Arqueología política
Pocos dudan de la necesidad e importancia de un cambio histórico. La crisis radica, precisamente, en el vacío que ha quedado desde la quiebra definitiva del modelo de desarrollo afianzado en la renta, a mediados de los ochenta, pues, una opción distinta reclama la suficiente coherencia y profundidad como fundamento del consenso que le conceda viabilidad en el marco de nuestras reales y artificiales contradicciones. Podemos decir, con Gramsci, que lo viejo ha muerto y lo nuevo no nace aún.
Consenso que es requisito indispensable en una sociedad tan compleja como la venezolana. Profundidad y coherencia deseables cuando ya son muchas las experiencias acumuladas. No obstante, el gobierno da muestras de una inmensa simplicidad al fracasar en su intento de cambio, amenazando con adoptar y radicalizar algunas medidas revolucionarias, o que pretendieron serlo en un pasado no tan remoto, como fórmula desesperada de supervivencia ante el creciente e inocultable descontento del país.
El drama está en la supervivencia a cualquier precio, incluso, apelando a la arqueología política para responder a las vicisitudes del presente. El asunto no sólo estriba en la eficacia y en la eficiencia que ha de caracterizar a toda revolución, capaz de reivindicar y satisfacer desde un primer momento aquellas demandas o reclamos mil veces diferidos, sino –igualmente- contar con una propuesta sobria y convincente susceptible de sobrevivir – ésta vez- airosamente al debate abierto y punzopenetrante de los sectores pensantes del país. No hay revolución sin un proyecto revolucionario que sea materia de discusión a todos los niveles, en lugar de los cómodos y etéreos adjetivos que nos remiten al siglo XIX, sorprendidos por una realidad cada vez más desconocida.

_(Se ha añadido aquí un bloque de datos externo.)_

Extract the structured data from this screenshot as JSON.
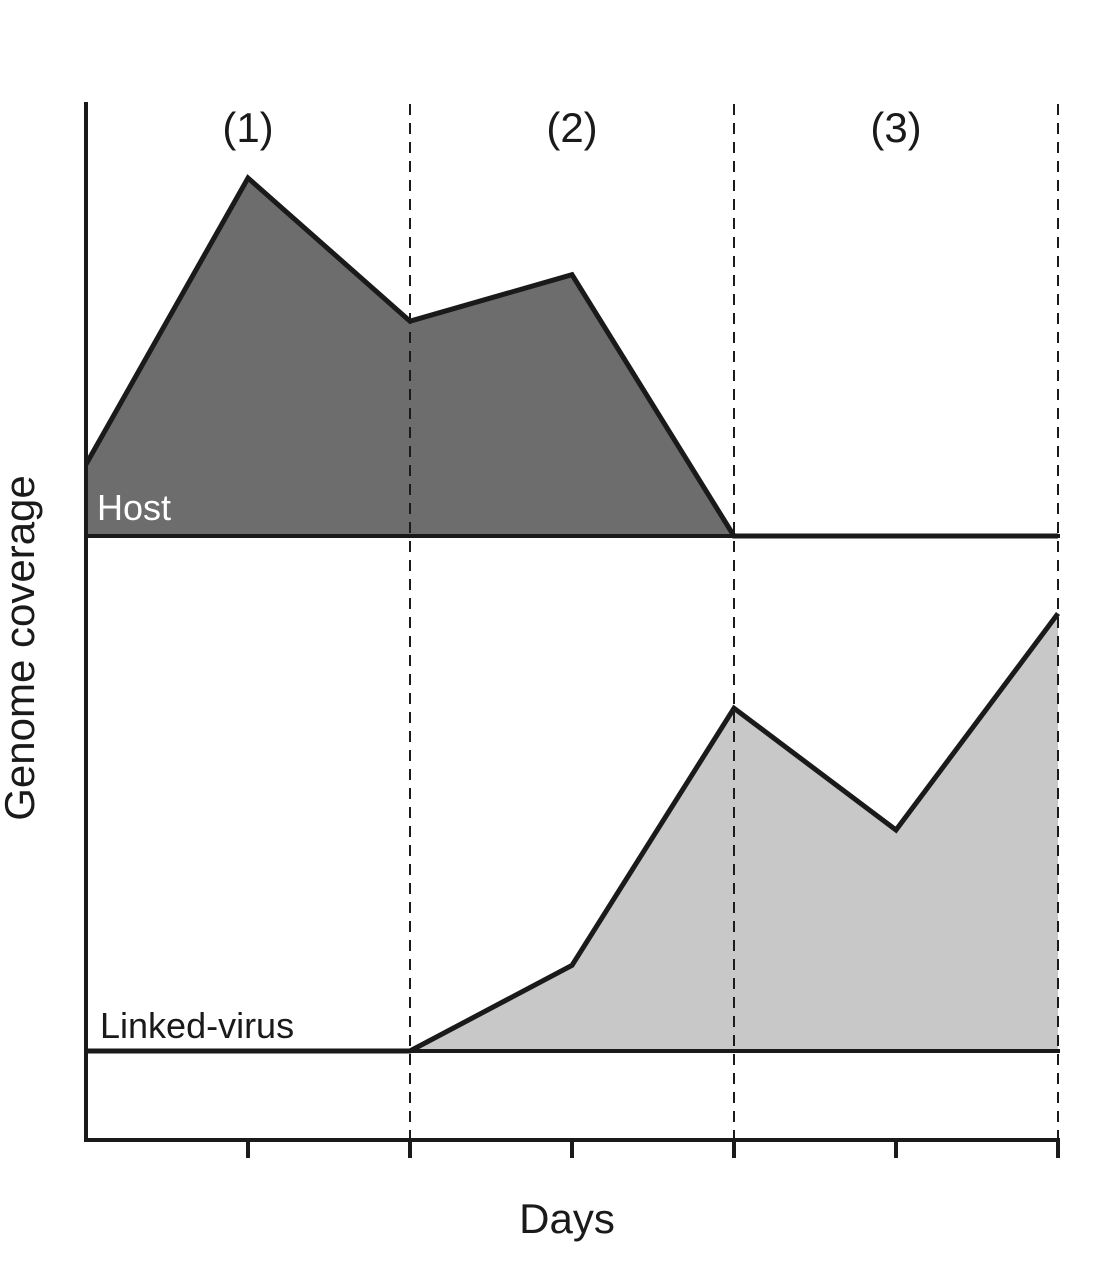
{
  "chart_data": {
    "type": "area",
    "title": "",
    "xlabel": "Days",
    "ylabel": "Genome coverage",
    "phase_labels": [
      "(1)",
      "(2)",
      "(3)"
    ],
    "phase_boundaries": [
      2,
      4,
      6
    ],
    "x_ticks": [
      1,
      2,
      3,
      4,
      5,
      6
    ],
    "xlim": [
      0,
      6
    ],
    "grid": false,
    "legend": "none",
    "series": [
      {
        "name": "Host",
        "fill": "#6d6d6d",
        "x": [
          0,
          1,
          2,
          3,
          4,
          5,
          6
        ],
        "values": [
          0.2,
          1.0,
          0.6,
          0.73,
          0,
          0,
          0
        ]
      },
      {
        "name": "Linked-virus",
        "fill": "#c8c8c8",
        "x": [
          0,
          1,
          2,
          3,
          4,
          5,
          6
        ],
        "values": [
          0,
          0,
          0,
          0.19,
          0.76,
          0.49,
          0.97
        ]
      }
    ]
  }
}
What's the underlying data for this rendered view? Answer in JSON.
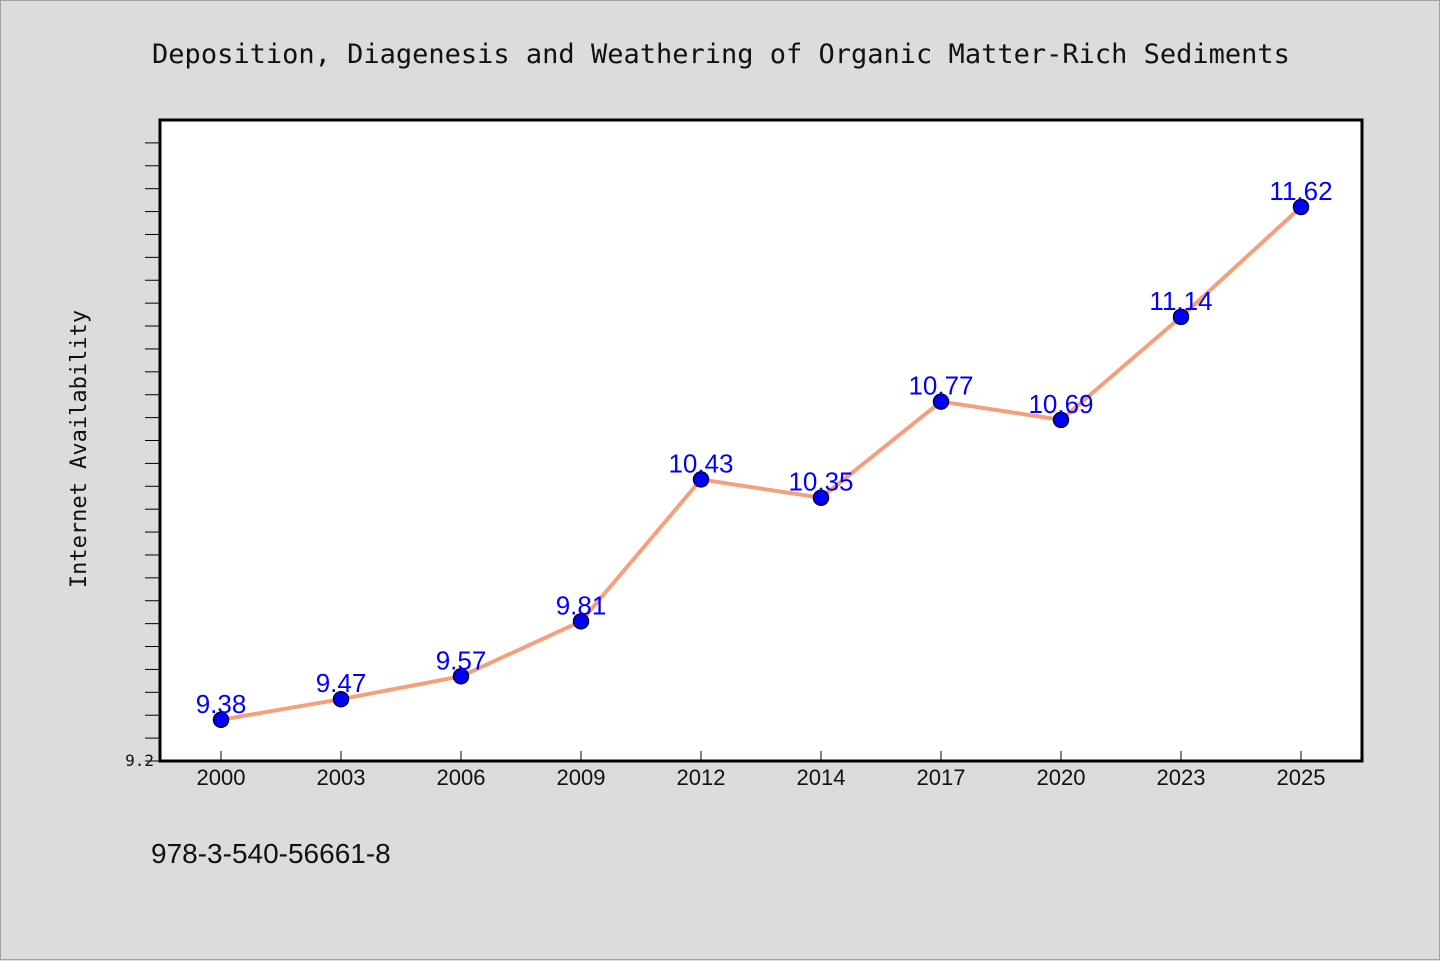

Encontramos que la calidad de vida ha experimentado un retroceso indecible bajo los latigazos del desempleo que afecta a más de dos millones de personas, un decrecimiento económico que ronda los siete puntos del PIB, un descenso calamitoso de las reservas internacionales y otro ascenso de la tasa inflacionaria cuando había bajado fruto de la espeluznante contracción del consumo, por no mencionar otros asuntos de irritación colectiva. Esto ha ocurrido en el marco de una increíble y continua habilitación presidencial, un detalle apenas de la enorme concentración de poderes con la que ha contado el teniente coronel Hugo Chávez, quien ha hecho del constante error y ensayo la llave maestra de un aprendizaje del poder en el poder mismo. La improvisación derriba nuestras puertas y, lo que antes se creía materia ajena, reservada para los políticos y ladrones afines, ahora se introduce e instala en nuestros hogares perfilando otros dramas que el petróleo aliviaba, como enfermero que a veces tardaba pero siempre llegaba avergonzado de su impuntualidad.
Toda la polémica sobrevenida a raíz de la derrota de la izquierda marxista en los dolorosos años sesenta, ha quedado sepultada y, como si de la pirámide inca de Túcume o la egipcia de Gizeh se tratara, vuelven las antiquísimas consignas proveídas por el comando político de la revolución, un suprapartido-auxiliar al que únicamente se accede con una buena dosis de carbono 14. Súbitamente, la autogestión con la que hemos estado de acuerdo, pero en un contexto radicalmente distinto, surge de la vieja chistera con olvido de la Yugoslavia de Tito, por no mencionar las incidencias en el campo de la política económica de Hungría o Polonia y los planes quinquenales del país de Stalin. Creo no equivocarme cuando la inexistencia de los mendigos en Cuba se debe a los CDR o el singular contraste entre las dos Corea plantea interesantes inquietudes.
Escasa novedad hay en la posibilidad de que los más necesitados construyan sus propias viviendas, con el suministro de los materiales por un Estado de arcas enflaquecidas y prescindiendo del sector privado. Equivale a un reconocimiento del oficialismo que traslada presuroso el costo de sus ineptitudes al resto de la población. Claro, son varias las manos de pintura que dirán evitar el desmoronamiento del edificio teológico que no soportará el peso de la deidad hecha gobierno.
Las maniobras ideológicas responden a la colcha de retazos de un régimen en trance: es liberal-democrático al sentirse perdido y se perfila como una dictadura proletaria de las ya consabidas cuando toma aires de satisfacción. Lo cierto es que, tamaño accidente histórico, revela una orfandad de ideas, una carencia de imaginación, que lo internan en los peligrosos terrenos de lo que Hannah Arendt llamó la banalidad del mal, caída la noche y distante la madrugada. Y, contagiados, puede llevarnos a otros fósiles del cercano siglo XX: el autoritarismo de inspiración positivista que también supo de un arraigo extraordinario.